De reclassering heeft zich aangesloten bij het advies van de deskundigen, zoals aangegeven in het rapport d.d. 5 november 2009. Ook in dit rapport staat te lezen dat verdachte bij de reclassering bleef doorgaan met dreigementen richting het slachtoffer.
Gelet op het bovenstaande komt de rechtbank tot het oordeel dat naast een onvoor¬waarde¬lijke vrijheidsstraf, de maatregel van terbeschikkingstelling met dwangverpleging moet worden opgelegd ter bescherming van de veiligheid van anderen of de algemene veiligheid van personen of goederen. Weliswaar gaat het om een relatief gering geweldsmisdrijf, verdachte heeft de bedreiging jegens aangeefster langdurig volgehouden, zo ook ten overstaan van de rechter-commissaris op 31 juli 2009 en tijdens de behandeling in raadkamer op 12 augustus 2009. Hij geeft bij voortduring aan de klus nog af te willen maken. Op 29 juli 2009 is het gebleven bij een bedreiging en mishandeling, maar op de vraag tijdens de terechtzitting wat er was gebeurd als niemand had ingegrepen antwoordde verdachte dat dan het advies van TBS met dwangverpleging terecht was geweest. Daarbij komt dat de feiten zich hebben afgespeeld in een behandelsetting met minder beveiliging, waaruit kan worden geconcludeerd dat een behandeling met hoge beveiliging nodig is.
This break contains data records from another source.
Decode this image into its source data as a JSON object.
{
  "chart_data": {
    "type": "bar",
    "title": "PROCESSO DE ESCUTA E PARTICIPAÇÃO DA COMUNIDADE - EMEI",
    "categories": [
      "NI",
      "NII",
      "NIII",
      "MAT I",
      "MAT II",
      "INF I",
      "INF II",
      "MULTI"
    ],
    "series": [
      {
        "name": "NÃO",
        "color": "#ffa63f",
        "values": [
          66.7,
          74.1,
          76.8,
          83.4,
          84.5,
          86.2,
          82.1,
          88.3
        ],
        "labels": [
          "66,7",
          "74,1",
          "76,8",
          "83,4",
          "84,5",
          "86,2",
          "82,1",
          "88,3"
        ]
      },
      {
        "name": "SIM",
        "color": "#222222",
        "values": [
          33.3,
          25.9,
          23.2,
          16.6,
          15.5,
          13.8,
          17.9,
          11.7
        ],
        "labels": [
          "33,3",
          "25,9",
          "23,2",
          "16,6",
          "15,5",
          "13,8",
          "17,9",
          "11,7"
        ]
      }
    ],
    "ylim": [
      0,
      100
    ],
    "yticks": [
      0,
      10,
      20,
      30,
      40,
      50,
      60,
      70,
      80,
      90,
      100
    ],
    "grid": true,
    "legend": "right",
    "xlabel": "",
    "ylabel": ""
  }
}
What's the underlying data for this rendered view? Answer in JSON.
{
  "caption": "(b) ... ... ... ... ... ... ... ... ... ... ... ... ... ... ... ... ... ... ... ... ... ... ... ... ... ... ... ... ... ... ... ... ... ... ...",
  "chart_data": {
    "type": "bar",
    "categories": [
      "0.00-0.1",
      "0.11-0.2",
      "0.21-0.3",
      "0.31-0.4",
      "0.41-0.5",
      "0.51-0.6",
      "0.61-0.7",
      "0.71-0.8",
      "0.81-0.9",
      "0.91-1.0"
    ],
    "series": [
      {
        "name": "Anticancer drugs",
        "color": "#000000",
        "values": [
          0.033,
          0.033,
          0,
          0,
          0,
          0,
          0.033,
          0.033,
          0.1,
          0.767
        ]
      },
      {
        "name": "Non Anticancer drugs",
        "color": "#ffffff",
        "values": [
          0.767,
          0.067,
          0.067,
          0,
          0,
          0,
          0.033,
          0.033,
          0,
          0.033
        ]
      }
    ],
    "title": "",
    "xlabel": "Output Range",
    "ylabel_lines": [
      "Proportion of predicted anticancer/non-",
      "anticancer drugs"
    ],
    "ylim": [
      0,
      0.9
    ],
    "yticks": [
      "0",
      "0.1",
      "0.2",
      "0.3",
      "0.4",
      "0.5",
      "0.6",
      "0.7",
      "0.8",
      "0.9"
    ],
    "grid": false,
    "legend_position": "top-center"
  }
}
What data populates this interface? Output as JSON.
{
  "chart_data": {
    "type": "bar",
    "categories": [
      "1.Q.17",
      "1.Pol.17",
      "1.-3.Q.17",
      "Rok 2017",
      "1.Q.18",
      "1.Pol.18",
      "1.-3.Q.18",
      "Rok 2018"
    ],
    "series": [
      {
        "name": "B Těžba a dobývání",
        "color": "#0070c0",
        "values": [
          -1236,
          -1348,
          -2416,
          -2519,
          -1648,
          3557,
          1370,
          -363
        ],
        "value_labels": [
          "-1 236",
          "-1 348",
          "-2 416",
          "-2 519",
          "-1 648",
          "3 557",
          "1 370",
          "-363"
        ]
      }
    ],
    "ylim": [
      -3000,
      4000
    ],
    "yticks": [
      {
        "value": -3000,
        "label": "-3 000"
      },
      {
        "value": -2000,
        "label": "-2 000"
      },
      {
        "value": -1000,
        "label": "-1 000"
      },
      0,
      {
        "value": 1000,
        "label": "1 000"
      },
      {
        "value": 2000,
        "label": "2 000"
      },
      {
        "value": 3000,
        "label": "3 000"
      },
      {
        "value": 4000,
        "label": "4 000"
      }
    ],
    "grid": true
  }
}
Vordering na voorwaardelijke veroordeling
onder parketnummer: 18/652026-08
Gelet op de thans op te leggen maatregel is de rechtbank – evenals de officier van justitie en de raadsvrouw – van oordeel dat de vordering van de officier van justitie tot tenuitvoer-legging van de bij vonnis van de politierechter d.d. 31 oktober 2008 voorwaardelijk opgelegde werkstraf van 40 uren dient te worden afgewezen.
Toepasselijke wettelijke voorschriften
De rechtbank heeft gelet op de artikelen 37a, 37b, 57, 285 en 300 van het Wetboek van Strafrecht.
Verklaart het onder 1 en 2 ten laste gelegde wettig en overtuigend bewezen zoals hiervoor is aangegeven, te kwalificeren als voormeld en verklaart het bewezen verklaarde strafbaar.
Verklaart verdachte voor het bewezen verklaarde strafbaar.
Verklaart het onder 1 en 2 meer of anders ten laste gelegde niet bewezen en spreekt verdachte daarvan vrij.
Veroordeelt verdachte voor het bewezen- en strafbaar verklaarde tot:
een gevangenisstraf voor de duur van 1 maand.
Beveelt dat bij de tenuitvoerlegging van deze straf de tijd die veroordeelde vóór de tenuitvoerlegging van deze uitspraak in verzekering en in voorlopige hechtenis heeft doorgebracht, in mindering zal worden gebracht tenzij die tijd op een andere straf in mindering is gebracht.
Gelast dat de veroordeelde ter beschikking wordt gesteld en beveelt dat de terbeschik-kinggestelde van overheidswege zal worden verpleegd.
Dit vonnis is aldus gewezen door mrs. G. Laman, voorzitter, E.W. van Weringh en
P.H.M. Smeets, in tegenwoordigheid van A.W. ten Have-Imminga als griffier en uitgesproken op de openbare terechtzitting van 23 november 2009.